Tuesday, March 1, 2011

Why I Decided Against Children (And Then Went Ahead and Did It Anyway)

There are many wonderful and rational reasons that we shouldn't reproduce: The world is overpopulated as it is... There are already so many children in the world who need a loving home... Raising a child in North America is often such a resource-intensive endeavour, that we can't possibly justify it in light of current environmental conditions... The world is such an awful place, why bring a child into it to inevitably suffer, only to satisfy our own selfish desires... Trust me, I was an annoying IDS kid in school, I get it.

There are also a host of arguments that people use to defend their primal, instinctive need to have a baby. Some of these are utterly ridiculous, but we partially subscribe to some of them if we like to fancy ourselves an optimist: Well no, actually, the world is a beautiful place, and my child will be a flower that thrives among flowers, rendering it even more beautiful... Maybe they will even be the one to cure cancer, HIV/AIDS, world hunger, or, you know, like, the next Gandhi ... Life is too short to worry about other people so I'm just going to carpe diem... One child won't make that much of a difference to the numbers so if we're screwed, we're screwed either way...It's not about the numbers, it's how we live that's the problem... Humans are animals just like any other, why should I be expected to suppress my reproductive instinct? That's not fair!

Call me pessimistic, but the odds of me giving birth to the child who will grow to give global food distribution a complete makeover, or unearth the cure for symptoms of social dis-ease, are slim to none... and Slim just got disappeared by the thugs for the New World Order. Besides, that's a lot of pressure to put on my child.

And that's odd... It's only after having a baby that I've become open to giving this a really good think.

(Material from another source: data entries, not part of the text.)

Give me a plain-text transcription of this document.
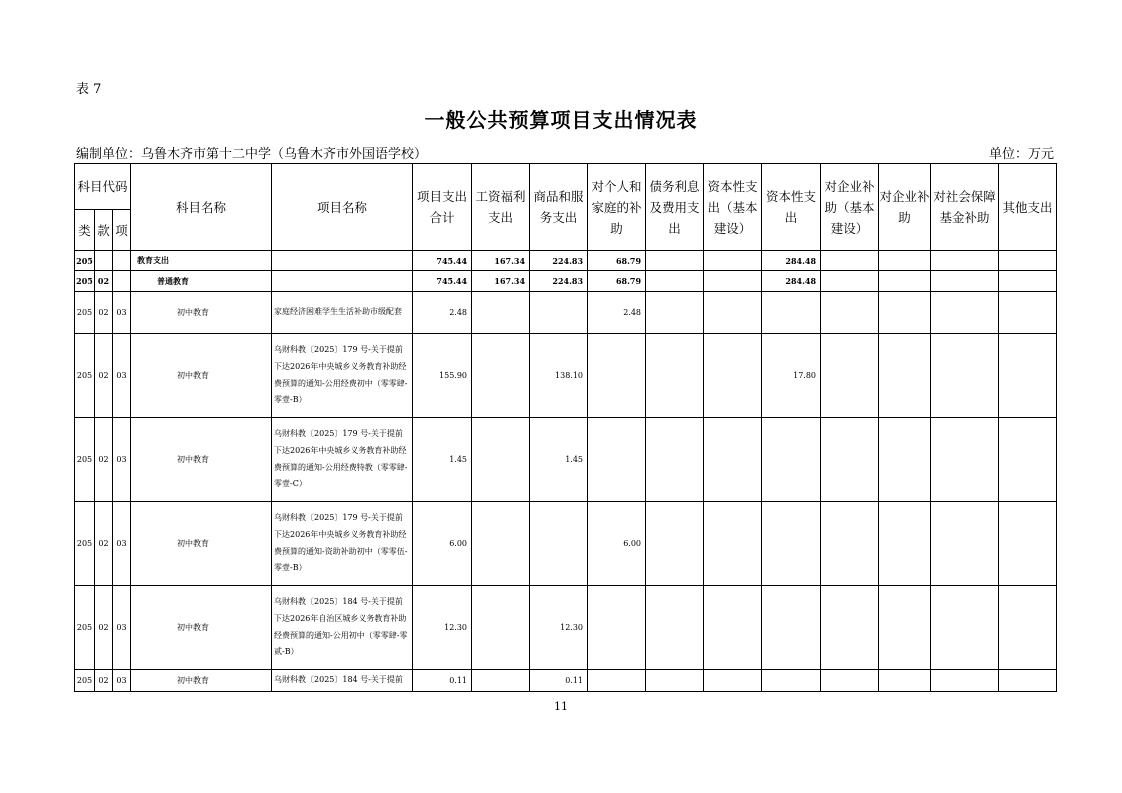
表 7
一般公共预算项目支出情况表
编制单位：乌鲁木齐市第十二中学（乌鲁木齐市外国语学校）	单位：万元
科目代码			科目名称	项目名称	项目支出合计	工资福利支出	商品和服务支出	对个人和家庭的补助	债务利息及费用支出	资本性支出（基本建设）	资本性支出	对企业补助（基本建设）	对企业补助	对社会保障基金补助	其他支出
类	款	项													
205			教育支出		745.44	167.34	224.83	68.79			284.48				
205	02		普通教育		745.44	167.34	224.83	68.79			284.48				
205	02	03	初中教育	家庭经济困难学生生活补助市级配套	2.48			2.48							
205	02	03	初中教育	乌财科教〔2025〕179 号-关于提前下达2026年中央城乡义务教育补助经费预算的通知-公用经费初中（零零肆-零壹-B）	155.90		138.10				17.80				
205	02	03	初中教育	乌财科教〔2025〕179 号-关于提前下达2026年中央城乡义务教育补助经费预算的通知-公用经费特教（零零肆-零壹-C）	1.45		1.45								
205	02	03	初中教育	乌财科教〔2025〕179 号-关于提前下达2026年中央城乡义务教育补助经费预算的通知-资助补助初中（零零伍-零壹-B）	6.00			6.00							
205	02	03	初中教育	乌财科教〔2025〕184 号-关于提前下达2026年自治区城乡义务教育补助经费预算的通知-公用初中（零零肆-零贰-B）	12.30		12.30								
205	02	03	初中教育	乌财科教〔2025〕184 号-关于提前	0.11		0.11								
11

Maybe deliberate ignorance is an evolved trait, just like women's tendency to forget the pain of labour around the time their body is ready to bear another child.

Before I met my reproductive mate, I was sure I'd spend my life travelling the world, acquiring infinite knowledge, wisdom, and yoga moves... attaining spiritual enlightenment, at the very least. Then, in my last year of school, I got incredibly dissatisfied. I didn't feel the slightest sense of accomplishment upon graduating from university, and a trip across the country didn't scratch my itchy feet. The thought of going to India for a fourth time didn't even do it for me. To me, the trippiest of all trips would be to build a home with the man I'd fallen in love with over the phone over the course of the past year.

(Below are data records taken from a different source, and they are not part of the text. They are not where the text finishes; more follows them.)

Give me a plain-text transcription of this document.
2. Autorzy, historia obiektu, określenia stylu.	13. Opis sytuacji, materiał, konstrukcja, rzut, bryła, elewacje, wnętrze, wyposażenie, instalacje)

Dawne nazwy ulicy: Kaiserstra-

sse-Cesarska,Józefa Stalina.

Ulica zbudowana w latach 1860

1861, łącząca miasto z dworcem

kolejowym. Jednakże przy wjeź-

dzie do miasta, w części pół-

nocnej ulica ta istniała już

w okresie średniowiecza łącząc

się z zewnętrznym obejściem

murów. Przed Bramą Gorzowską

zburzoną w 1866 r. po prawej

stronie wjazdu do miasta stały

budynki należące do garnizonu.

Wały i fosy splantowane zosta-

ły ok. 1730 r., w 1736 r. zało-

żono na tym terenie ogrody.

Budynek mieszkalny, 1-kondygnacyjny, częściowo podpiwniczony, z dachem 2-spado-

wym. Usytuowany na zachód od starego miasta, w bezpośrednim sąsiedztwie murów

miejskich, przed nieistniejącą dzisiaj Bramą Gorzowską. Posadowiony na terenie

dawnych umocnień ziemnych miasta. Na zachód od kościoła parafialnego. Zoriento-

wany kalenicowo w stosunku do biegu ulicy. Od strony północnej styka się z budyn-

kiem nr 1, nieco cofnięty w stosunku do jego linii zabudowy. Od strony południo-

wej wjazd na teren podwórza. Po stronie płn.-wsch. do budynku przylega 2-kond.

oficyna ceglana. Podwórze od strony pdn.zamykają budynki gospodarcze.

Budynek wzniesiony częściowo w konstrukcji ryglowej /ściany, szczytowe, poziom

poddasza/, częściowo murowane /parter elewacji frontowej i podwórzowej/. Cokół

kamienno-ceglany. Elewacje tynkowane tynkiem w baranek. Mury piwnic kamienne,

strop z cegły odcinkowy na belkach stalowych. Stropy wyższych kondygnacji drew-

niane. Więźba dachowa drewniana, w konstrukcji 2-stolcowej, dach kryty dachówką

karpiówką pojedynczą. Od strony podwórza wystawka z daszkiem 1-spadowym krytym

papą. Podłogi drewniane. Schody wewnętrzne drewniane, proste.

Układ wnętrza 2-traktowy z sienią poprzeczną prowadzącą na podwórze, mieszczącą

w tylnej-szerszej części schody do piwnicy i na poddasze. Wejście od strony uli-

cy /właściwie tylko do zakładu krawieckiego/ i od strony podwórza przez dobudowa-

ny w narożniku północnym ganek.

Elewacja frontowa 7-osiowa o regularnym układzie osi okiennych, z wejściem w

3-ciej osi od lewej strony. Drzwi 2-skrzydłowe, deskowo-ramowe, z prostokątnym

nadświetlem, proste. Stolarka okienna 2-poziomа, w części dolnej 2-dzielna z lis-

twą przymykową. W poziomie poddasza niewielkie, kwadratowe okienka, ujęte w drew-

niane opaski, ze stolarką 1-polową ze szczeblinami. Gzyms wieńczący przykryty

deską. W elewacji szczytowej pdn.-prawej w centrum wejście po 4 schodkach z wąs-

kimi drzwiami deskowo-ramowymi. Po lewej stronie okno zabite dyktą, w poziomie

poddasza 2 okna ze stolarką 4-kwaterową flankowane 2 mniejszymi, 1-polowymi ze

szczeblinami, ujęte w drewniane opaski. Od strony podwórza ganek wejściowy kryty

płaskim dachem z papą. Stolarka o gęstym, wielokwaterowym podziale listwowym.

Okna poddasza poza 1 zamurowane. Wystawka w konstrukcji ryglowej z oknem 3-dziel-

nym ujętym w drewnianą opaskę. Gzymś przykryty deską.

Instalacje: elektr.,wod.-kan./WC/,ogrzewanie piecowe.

Okay, fine, you say, but there are a lot of cohabitating heterosexual people of the opposite sex who don't reproduce. There is a lot of other stuff to do before you have kids, right? It was a choice, it didn't "just happen", and it was a choice that we didn't wait very long, by some's standards, to make. I'm not going to suggest that everybody is so old-school as to insist that marriage, a mortgage and a station wagon must precede the baby choice. But if you are so-old school as to make the insinuation that a couple's readiness to reproduce can be measured through their material acquisitions, then you'll admit that our two-out-of-three is pretty impressive, considering we seem to be perma-broke.

So we got hitched, moved, got knocked up, moved again, got a new car suitable for our 6-member canine/human unit, and had our baby (still no mortgage). The end.

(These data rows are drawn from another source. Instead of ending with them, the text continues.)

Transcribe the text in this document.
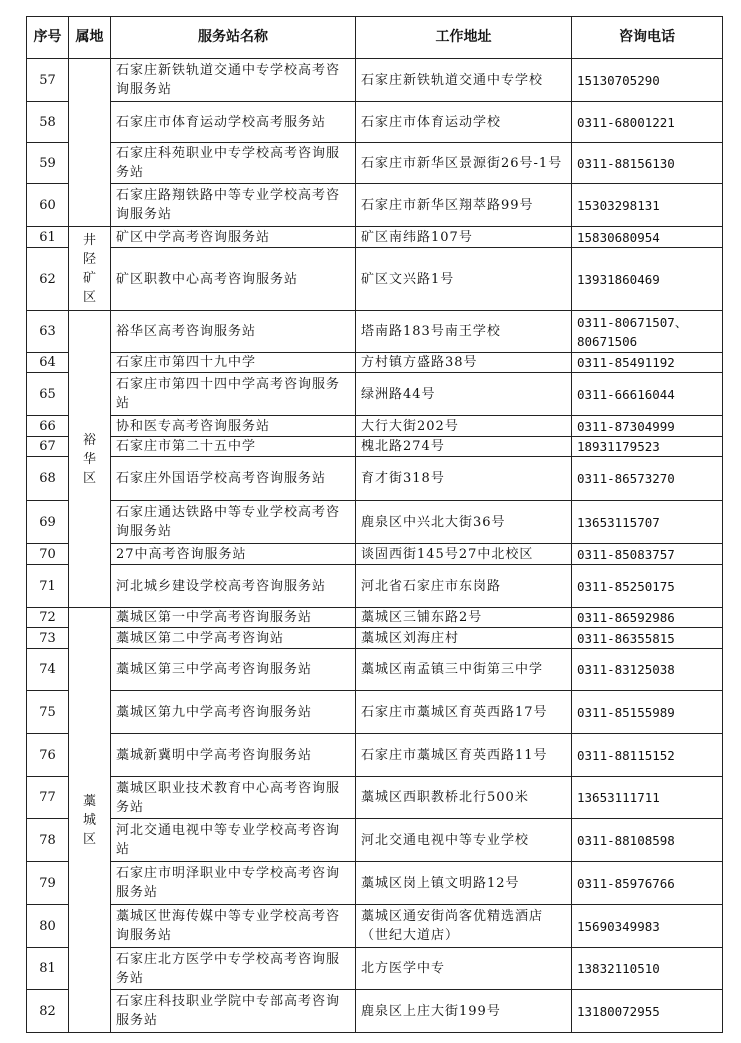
序号	属地	服务站名称	工作地址	咨询电话
57		石家庄新铁轨道交通中专学校高考咨询服务站	石家庄新铁轨道交通中专学校	15130705290
58		石家庄市体育运动学校高考服务站	石家庄市体育运动学校	0311-68001221
59		石家庄科苑职业中专学校高考咨询服务站	石家庄市新华区景源街26号-1号	0311-88156130
60		石家庄路翔铁路中等专业学校高考咨询服务站	石家庄市新华区翔萃路99号	15303298131
61	井陉矿区	矿区中学高考咨询服务站	矿区南纬路107号	15830680954
62		矿区职教中心高考咨询服务站	矿区文兴路1号	13931860469
63	裕华区	裕华区高考咨询服务站	塔南路183号南王学校	0311-80671507、80671506
64		石家庄市第四十九中学	方村镇方盛路38号	0311-85491192
65		石家庄市第四十四中学高考咨询服务站	绿洲路44号	0311-66616044
66		协和医专高考咨询服务站	大行大街202号	0311-87304999
67		石家庄市第二十五中学	槐北路274号	18931179523
68		石家庄外国语学校高考咨询服务站	育才街318号	0311-86573270
69		石家庄通达铁路中等专业学校高考咨询服务站	鹿泉区中兴北大街36号	13653115707
70		27中高考咨询服务站	谈固西街145号27中北校区	0311-85083757
71		河北城乡建设学校高考咨询服务站	河北省石家庄市东岗路	0311-85250175
72	藁城区	藁城区第一中学高考咨询服务站	藁城区三铺东路2号	0311-86592986
73		藁城区第二中学高考咨询站	藁城区刘海庄村	0311-86355815
74		藁城区第三中学高考咨询服务站	藁城区南孟镇三中街第三中学	0311-83125038
75		藁城区第九中学高考咨询服务站	石家庄市藁城区育英西路17号	0311-85155989
76		藁城新冀明中学高考咨询服务站	石家庄市藁城区育英西路11号	0311-88115152
77		藁城区职业技术教育中心高考咨询服务站	藁城区西职教桥北行500米	13653111711
78		河北交通电视中等专业学校高考咨询站	河北交通电视中等专业学校	0311-88108598
79		石家庄市明泽职业中专学校高考咨询服务站	藁城区岗上镇文明路12号	0311-85976766
80		藁城区世海传媒中等专业学校高考咨询服务站	藁城区通安街尚客优精选酒店（世纪大道店）	15690349983
81		石家庄北方医学中专学校高考咨询服务站	北方医学中专	13832110510
82		石家庄科技职业学院中专部高考咨询服务站	鹿泉区上庄大街199号	13180072955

At what point in there do I make my point? I don't. The moral of the story is? Don't. Judge.

Yes, the world's messed. Yes, it's going to get worse before it gets better. Yes, having a child was a selfish choice, and it is one that I didn't so much make with my mind as I did surrender to with all my being. Even if my dabbling in the rational argument of it all had resulted in my being unequivocally against having children, I wouldn't regret my actions.

If anybody ever hears of a convincing argument as to why it is a good idea to reproduce, let me know, I would like to use it. Until then, I'm just going to hang out being happy.